The mortality rates of patients with flail chest injuries treated nonoperatively reported in the current literature are alarmingly high. Ahmed et al. reported a mortality rate of 29 % in nonoperatively managed patients [1]. Voggenreiter et al. reported a 39 % mortality rate in patients with flail chest injuries and without pulmonary contusions managed nonoperatively [8]. Balci et al. noted similarly poor results, with 21–33 % mortality in nonoperatively treated patients [14]. Landercasper et al. noted a lower rate of mortality, with 13 % of patients expiring during the initial hospitalization and an additional 8 % expiring between 1 month and 9 years of the injury [15]. Rib fractures alone imparted a 5.7 % mortality rate in the report by Sirmali et al., with a 3.3 % mortality rate due to pulmonary causes. In the subgroup of patients with rib fracture who expired due to pulmonary causes, patients with >6 rib fractures accounted for 85 % of deaths [16].
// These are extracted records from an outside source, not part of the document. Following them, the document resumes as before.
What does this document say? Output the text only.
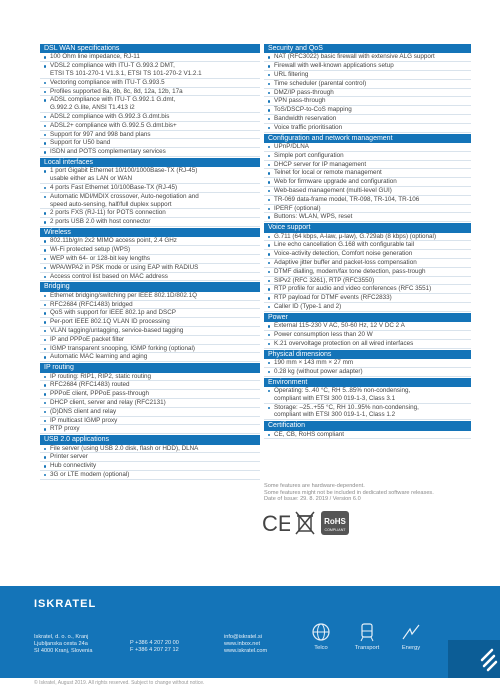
DSL WAN specifications
100 Ohm line impedance, RJ-11
VDSL2 compliance with ITU-T G.993.2 DMT,
ETSI TS 101-270-1 V1.3.1, ETSI TS 101-270-2 V1.2.1
Vectoring compliance with ITU-T G.993.5
Profiles supported 8a, 8b, 8c, 8d, 12a, 12b, 17a
ADSL compliance with ITU-T G.992.1 G.dmt,
G.992.2 G.lite, ANSI T1.413 i2
ADSL2 compliance with G.992.3 G.dmt.bis
ADSL2+ compliance with G.992.5 G.dmt.bis+
Support for 997 and 998 band plans
Support for U50 band
ISDN and POTS complementary services
Local interfaces
1 port Gigabit Ethernet 10/100/1000Base-TX (RJ-45)
usable either as LAN or WAN
4 ports Fast Ethernet 10/100Base-TX (RJ-45)
Automatic MDI/MDIX crossover, Auto-negotiation and
speed auto-sensing, half/full duplex support
2 ports FXS (RJ-11) for POTS connection
2 ports USB 2.0 with host connector
Wireless
802.11b/g/n 2x2 MIMO access point, 2.4 GHz
Wi-Fi protected setup (WPS)
WEP with 64- or 128-bit key lengths
WPA/WPA2 in PSK mode or using EAP with RADIUS
Access control list based on MAC address
Bridging
Ethernet bridging/switching per IEEE 802.1D/802.1Q
RFC2684 (RFC1483) bridged
QoS with support for IEEE 802.1p and DSCP
Per-port IEEE 802.1Q VLAN ID processing
VLAN tagging/untagging, service-based tagging
IP and PPPoE packet filter
IGMP transparent snooping, IGMP forking (optional)
Automatic MAC learning and aging
IP routing
IP routing: RIP1, RIP2, static routing
RFC2684 (RFC1483) routed
PPPoE client, PPPoE pass-through
DHCP client, server and relay (RFC2131)
(D)DNS client and relay
IP multicast IGMP proxy
RTP proxy
USB 2.0 applications
File server (using USB 2.0 disk, flash or HDD), DLNA
Printer server
Hub connectivity
3G or LTE modem (optional)
Security and QoS
NAT (RFC3022) basic firewall with extensive ALG support
Firewall with well-known applications setup
URL filtering
Time scheduler (parental control)
DMZ/IP pass-through
VPN pass-through
ToS/DSCP-to-CoS mapping
Bandwidth reservation
Voice traffic prioritisation
Configuration and network management
UPnP/DLNA
Simple port configuration
DHCP server for IP management
Telnet for local or remote management
Web for firmware upgrade and configuration
Web-based management (multi-level GUI)
TR-069 data-frame model, TR-098, TR-104, TR-106
IPERF (optional)
Buttons: WLAN, WPS, reset
Voice support
G.711 (64 kbps, A-law, µ-law), G.729ab (8 kbps) (optional)
Line echo cancellation G.168 with configurable tail
Voice-activity detection, Comfort noise generation
Adaptive jitter buffer and packet-loss compensation
DTMF dialling, modem/fax tone detection, pass-trough
SIPv2 (RFC 3261), RTP (RFC3550)
RTP profile for audio and video conferences (RFC 3551)
RTP payload for DTMF events (RFC2833)
Caller ID (Type-1 and 2)
Power
External 115-230 V AC, 50-60 Hz, 12 V DC 2 A
Power consumption less than 20 W
K.21 overvoltage protection on all wired interfaces
Physical dimensions
190 mm × 143 mm × 27 mm
0.28 kg (without power adapter)
Environment
Operating: 5..40 °C, RH 5..85% non-condensing,
compliant with ETSI 300 019-1-3, Class 3.1
Storage: –25..+55 °C, RH 10..95% non-condensing,
compliant with ETSI 300 019-1-1, Class 1.2
Certification
CE, CB, RoHS compliant
Some features are hardware-dependent.
Some features might not be included in dedicated software releases.
Date of Issue: 29. 8. 2019 / Version 6.0
CE	RoHS
COMPLIANT
ISKRATEL
Iskratel, d. o. o., Kranj
Ljubljanska cesta 24a
SI 4000 Kranj, Slovenia
P +386 4 207 20 00
F +386 4 207 27 12
info@iskratel.si
www.inbox.net
www.iskratel.com	Telco	Transport	Energy
© Iskratel, August 2019. All rights reserved. Subject to change without notice.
Most studies that report mortality data in patients with flail chest injuries treated operatively report lower mortality rates than patients treated nonoperatively. Pooling the data from 7 studies and 582 patients, Slobogean found an odds ratio for mortality of 0.31 in patients treated operatively versus those treated nonoperatively and a number needed to treat of only five (treating five patients operatively prevented one death) [3]. Ahmed et al. report an 8 % mortality rate in patients treated operatively compared with a 29 % mortality rate in those treated nonoperatively [1]. Similarly, Mouton et al. reported an 8.7 % mortality rate in patients treated operatively (there was no nonoperative cohort in this study) [7], and Lardinois et al. report an 11 % mortality rate in patients undergoing surgical stabilization (no nonoperative cohort) [6]. Despite demonstrating 21–33 % mortality in nonoperative patients, Balci et al. reported a substantial improvement in operative patients, who had a 10 % mortality rate [14]. Although limited by small numbers in each group, Voggenreiter et al. reported 100 % survival in patients with flail chest injuries (without pulmonary contusions) treated operatively [8]. In this series, operatively treated patients with pulmonary contusions fared significantly worse, with a mortality rate of 30 %. Despite the notable increase in mortality rate associated with pulmonary contusion, these patients still showed a lower mortality rate than nonoperatively treated patients without pulmonary contusions, who suffered an extremely high 39 % mortality rate.